I feel like whatever it is it’s still petty, isn’t it.
You can tell. Oh yeah.
So I think something like that’s great.
Listen, the woman should not be the one
doing the ironing, but she was in this case.
It’s not my fault you left the iron on.
It’s already… [laughs]
It’s already exclamatory enough.
This one’s fun.
This is risque, yes.
So we have a kick line and one lawyer
seems very happy and smug,
and the other lawyer seems very unhappy,
and the judge also seems to be having a pretty good time.
Judge is happy, one attorney’s happy, one is mad.
He’s bad at his job.
This judge is not a good judge.
He’s not a good judge.
And I don’t know a lot about the law.
But we know enough to spot a bad judge when we see him.
Should we both write one down and then…
Have our way with it. Yeah.
Have our way with it is not the right thing to say here.
Okay so it’s a kick line, okay the judge is happy.
And the judge is the one talking.
See, I always have to remember who’s the one talking here.
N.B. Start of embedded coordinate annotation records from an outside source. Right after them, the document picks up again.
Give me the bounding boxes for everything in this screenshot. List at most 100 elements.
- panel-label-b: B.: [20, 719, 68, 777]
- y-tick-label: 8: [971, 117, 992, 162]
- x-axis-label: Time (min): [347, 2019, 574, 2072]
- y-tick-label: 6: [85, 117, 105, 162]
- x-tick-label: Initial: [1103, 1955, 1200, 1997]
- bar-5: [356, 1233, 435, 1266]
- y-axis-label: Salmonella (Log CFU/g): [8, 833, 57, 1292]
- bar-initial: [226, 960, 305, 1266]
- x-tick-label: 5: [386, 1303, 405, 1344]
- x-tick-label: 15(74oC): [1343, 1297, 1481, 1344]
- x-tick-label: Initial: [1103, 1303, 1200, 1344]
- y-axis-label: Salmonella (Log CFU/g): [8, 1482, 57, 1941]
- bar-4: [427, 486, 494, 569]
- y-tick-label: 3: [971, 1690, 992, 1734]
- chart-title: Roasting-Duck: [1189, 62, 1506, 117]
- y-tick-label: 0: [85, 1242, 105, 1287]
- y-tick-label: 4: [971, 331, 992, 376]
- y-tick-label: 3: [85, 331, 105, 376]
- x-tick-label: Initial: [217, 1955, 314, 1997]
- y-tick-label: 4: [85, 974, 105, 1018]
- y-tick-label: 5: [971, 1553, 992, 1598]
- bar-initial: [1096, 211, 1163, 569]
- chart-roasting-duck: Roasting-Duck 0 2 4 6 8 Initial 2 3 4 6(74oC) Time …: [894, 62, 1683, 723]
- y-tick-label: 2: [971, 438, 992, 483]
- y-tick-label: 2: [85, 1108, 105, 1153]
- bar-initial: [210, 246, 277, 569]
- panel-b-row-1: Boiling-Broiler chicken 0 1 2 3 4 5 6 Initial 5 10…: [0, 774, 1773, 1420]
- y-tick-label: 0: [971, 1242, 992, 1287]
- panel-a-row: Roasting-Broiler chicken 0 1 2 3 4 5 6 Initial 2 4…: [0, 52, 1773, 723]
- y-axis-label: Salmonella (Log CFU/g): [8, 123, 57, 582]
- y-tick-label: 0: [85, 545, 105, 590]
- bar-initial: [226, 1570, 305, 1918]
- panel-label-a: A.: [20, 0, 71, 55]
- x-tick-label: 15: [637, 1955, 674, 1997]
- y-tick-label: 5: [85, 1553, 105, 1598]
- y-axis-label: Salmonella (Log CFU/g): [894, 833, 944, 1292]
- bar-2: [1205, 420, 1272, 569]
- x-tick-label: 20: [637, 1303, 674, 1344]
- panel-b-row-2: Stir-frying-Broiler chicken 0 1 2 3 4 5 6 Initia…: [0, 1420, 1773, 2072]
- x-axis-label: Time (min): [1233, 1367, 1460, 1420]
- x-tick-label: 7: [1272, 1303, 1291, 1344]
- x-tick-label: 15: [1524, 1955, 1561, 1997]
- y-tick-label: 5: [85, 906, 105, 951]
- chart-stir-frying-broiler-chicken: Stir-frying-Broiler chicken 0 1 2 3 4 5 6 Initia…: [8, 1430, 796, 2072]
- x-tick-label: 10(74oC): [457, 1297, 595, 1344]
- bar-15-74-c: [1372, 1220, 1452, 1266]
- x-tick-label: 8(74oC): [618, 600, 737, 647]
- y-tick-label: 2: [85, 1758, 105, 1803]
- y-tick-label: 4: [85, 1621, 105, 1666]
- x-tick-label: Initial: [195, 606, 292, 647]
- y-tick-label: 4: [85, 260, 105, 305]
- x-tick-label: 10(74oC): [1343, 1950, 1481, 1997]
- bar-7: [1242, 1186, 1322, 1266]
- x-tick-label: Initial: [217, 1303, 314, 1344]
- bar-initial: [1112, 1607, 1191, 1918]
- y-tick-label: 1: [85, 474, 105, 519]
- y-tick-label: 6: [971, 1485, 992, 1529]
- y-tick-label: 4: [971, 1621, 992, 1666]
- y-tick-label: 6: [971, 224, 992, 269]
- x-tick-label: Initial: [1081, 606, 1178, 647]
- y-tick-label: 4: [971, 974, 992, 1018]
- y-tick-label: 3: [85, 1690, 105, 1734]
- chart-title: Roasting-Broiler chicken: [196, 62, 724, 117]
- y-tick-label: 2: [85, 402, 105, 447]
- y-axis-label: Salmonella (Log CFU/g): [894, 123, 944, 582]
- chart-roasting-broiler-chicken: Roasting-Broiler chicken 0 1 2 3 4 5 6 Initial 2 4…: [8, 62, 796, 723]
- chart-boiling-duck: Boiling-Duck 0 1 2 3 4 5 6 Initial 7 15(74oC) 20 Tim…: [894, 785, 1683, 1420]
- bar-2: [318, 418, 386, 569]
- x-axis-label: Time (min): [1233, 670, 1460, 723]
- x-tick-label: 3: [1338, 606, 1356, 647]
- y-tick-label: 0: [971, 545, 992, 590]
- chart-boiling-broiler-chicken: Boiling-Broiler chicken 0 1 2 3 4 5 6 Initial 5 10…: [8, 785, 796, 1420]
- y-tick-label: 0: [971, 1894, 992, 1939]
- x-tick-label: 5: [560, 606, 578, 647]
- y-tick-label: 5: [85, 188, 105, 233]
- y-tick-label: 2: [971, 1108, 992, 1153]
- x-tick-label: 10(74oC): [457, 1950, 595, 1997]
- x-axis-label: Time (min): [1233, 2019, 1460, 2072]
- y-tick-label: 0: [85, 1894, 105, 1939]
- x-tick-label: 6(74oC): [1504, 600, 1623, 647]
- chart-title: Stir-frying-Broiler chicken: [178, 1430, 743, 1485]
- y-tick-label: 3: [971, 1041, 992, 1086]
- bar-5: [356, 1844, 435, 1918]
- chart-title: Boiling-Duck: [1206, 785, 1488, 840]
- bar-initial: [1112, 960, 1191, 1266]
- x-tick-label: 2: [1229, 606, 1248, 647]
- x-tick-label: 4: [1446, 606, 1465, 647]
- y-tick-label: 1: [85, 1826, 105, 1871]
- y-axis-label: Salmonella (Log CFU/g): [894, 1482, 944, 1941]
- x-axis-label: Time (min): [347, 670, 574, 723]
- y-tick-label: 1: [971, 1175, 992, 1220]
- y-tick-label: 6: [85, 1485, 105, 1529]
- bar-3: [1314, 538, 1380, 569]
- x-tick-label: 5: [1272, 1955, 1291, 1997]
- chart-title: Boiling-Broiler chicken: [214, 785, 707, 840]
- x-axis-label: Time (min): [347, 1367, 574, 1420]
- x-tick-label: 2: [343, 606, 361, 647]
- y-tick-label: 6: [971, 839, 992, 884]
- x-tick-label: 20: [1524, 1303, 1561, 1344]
Okay, I’m doing another exclamation point on this one.
I did as well.
[Ellie] Oh you did, okay.
I just said the same thing, yes.
Let’s see what yours is first.
Well, your argument has no legal merit,
but I have to say I am persuaded!
Mine are along the same lines.
I asked for exhibit A, not my dream witness!
Now isn’t this a sweet vignette.
[Dan] This is really sweet, and it’s the only one
that I’ve had an immediate thought for,
and it’s not nearly as sweet as the thing.
Now the trees are talking to each other here, right?
This is the tree having–
Oh see, this is what I missed already
because I was about to have the humans talking.
But you’re right, it’s the tree on our left who’s talking.
It does seem like some sort of
pharmaceutical commercial, right?
Like it’s something… It does.
Is there something we could do with that?
Like, some gastrointestinal distress.
Is that too base.
The leaves are falling, so it’s autumn.
The tree is talking, oh it’s too bad
we’re about to lose…
Oh it’s too bad winter is coming.
That’s too Games of Throne-ey.
Now you’re writing something down,
do you have a thought?
I feel like this is also…
They better be quarantining together.
I like that one.
These are two family members whose lives
have gone very different ways.
He’s wearing a suit, he’s changed.
The caged lion followed his true path.
I like the selling out.
Some people call me a sellout, I call me…
Not in a cage.
Um… I like that one!
All right, yeah.
We did it! We did it!
You’re welcome New Yorker.
Apologies to all the cartoonists.
Well Dan, I thought we did a pretty good job.
I though we did okay, yeah.
It was fun.
I’m glad I got to do it with you and not on my own.
Same here, great minds think alike.
Or at least, two times the number of minds
come up with more captions.
Thank you New Yorker Cartoon Caption Contest for having us.